On Tue, Feb 24, 2009 at 6:49 AM, Andrew Garrett andrew@werdn.us wrote:
On Tue, Feb 24, 2009 at 1:07 PM, Robert Ullmann rlullmann@gmail.com wrote:
Really? I mean is this for real?
The sequence ought to be something like: breaker trips, monitor shows within a minute or two that 4 servers are offline, and not scheduled to be. In the next 5 minutes someone looks at the server(s), notes that there is no AC power, walks directly to the panel and resets the breaker. How is this *not* done? I'm sorry, I just don't get it. I've run data centres, and it just is not possible to have servers down for AC power for more than a few minutes unless there is a fault one can't locate. (Or grid down, and running a subset on the generators ;-)
Can someone explain all this? Is the whole thing just completely beyond the resource available to manage it?
Constructive suggestions for improvement are far more welcome than complaints and outrage.

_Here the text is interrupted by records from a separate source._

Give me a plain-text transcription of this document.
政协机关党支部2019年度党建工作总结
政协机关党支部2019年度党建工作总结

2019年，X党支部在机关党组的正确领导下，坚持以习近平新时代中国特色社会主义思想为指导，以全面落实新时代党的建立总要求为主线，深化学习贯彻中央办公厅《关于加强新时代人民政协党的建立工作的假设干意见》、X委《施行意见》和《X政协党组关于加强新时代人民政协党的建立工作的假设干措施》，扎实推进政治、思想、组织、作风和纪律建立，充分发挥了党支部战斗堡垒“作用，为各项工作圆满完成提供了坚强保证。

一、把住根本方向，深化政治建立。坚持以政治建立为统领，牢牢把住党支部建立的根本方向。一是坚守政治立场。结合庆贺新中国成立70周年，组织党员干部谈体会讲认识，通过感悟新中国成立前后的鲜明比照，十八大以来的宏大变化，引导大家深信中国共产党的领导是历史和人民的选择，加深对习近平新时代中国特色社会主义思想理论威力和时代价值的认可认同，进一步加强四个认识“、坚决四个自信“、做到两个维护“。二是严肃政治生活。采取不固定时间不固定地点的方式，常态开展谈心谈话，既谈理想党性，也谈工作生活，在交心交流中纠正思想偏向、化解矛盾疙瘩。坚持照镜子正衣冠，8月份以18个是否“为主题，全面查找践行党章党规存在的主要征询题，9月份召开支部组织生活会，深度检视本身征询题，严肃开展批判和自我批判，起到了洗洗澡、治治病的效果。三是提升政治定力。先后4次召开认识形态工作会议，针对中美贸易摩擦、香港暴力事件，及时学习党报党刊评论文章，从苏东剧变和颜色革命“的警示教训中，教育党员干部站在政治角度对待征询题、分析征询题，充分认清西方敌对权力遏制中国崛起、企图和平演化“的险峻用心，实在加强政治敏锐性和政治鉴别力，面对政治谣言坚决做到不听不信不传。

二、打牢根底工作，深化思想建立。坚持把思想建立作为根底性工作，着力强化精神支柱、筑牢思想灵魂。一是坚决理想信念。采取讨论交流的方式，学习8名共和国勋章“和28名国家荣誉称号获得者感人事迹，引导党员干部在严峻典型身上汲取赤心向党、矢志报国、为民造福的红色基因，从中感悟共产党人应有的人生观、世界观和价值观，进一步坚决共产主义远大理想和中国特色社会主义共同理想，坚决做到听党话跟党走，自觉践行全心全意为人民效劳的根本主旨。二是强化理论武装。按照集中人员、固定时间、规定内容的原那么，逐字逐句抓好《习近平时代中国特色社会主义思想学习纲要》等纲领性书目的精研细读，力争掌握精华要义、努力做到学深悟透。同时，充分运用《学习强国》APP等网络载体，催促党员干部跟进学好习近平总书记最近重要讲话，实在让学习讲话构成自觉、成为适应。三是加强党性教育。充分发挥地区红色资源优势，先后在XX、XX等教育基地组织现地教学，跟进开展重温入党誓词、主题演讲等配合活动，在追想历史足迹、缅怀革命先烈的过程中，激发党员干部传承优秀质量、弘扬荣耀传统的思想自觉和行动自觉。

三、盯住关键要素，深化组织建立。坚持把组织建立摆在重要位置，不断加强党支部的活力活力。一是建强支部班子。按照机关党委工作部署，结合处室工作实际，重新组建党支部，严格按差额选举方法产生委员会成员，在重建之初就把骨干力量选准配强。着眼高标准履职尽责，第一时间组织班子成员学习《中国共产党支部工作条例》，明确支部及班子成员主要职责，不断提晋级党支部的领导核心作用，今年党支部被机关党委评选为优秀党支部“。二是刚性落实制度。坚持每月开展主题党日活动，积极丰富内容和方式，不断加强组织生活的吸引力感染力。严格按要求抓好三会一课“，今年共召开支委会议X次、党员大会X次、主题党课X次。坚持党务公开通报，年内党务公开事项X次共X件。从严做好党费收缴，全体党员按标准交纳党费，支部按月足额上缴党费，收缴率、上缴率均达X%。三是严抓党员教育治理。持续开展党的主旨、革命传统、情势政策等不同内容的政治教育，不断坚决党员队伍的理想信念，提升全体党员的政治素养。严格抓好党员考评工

If you have no suggestions for improvement, it is perhaps more prudent to express concern that dumps are not working and to wait for a response. This is admittedly less fun than piecing together information and "lining up" those responsible for something not being operational.
Andrew: this is NOT FUN AT ALL. Do you think it is "fun" to have to complain bitterly and repeatedly because simply reporting critical-down problems elicits little or no reply and no corrective action for days and weeks? Fun? Fun?
Okay, I'll put it this way: the following should be done:
All servers should be monitored, on several levels (ping, various queries, checking processes)
Someone should be "watching" the monitor 24x7. (being right there, or by SMS, whatever ;)
When a server is reported down (in this case hard; won't reply to ping) it should be physically looked at within minutes.
If it has no AC power, the circuit breaker is the first thing to check.
When restarted, the things it was doing should be restarted (this has not been done yet at this writing).
Now I can say these things as "constructive suggestions", but are they are not of course: they are fundamental operational procedure for a data centre. Please explain to me why I should have to "suggest" them? Eh? I am confused (seriously! I am not being snarky here). What is going on?
best, Robert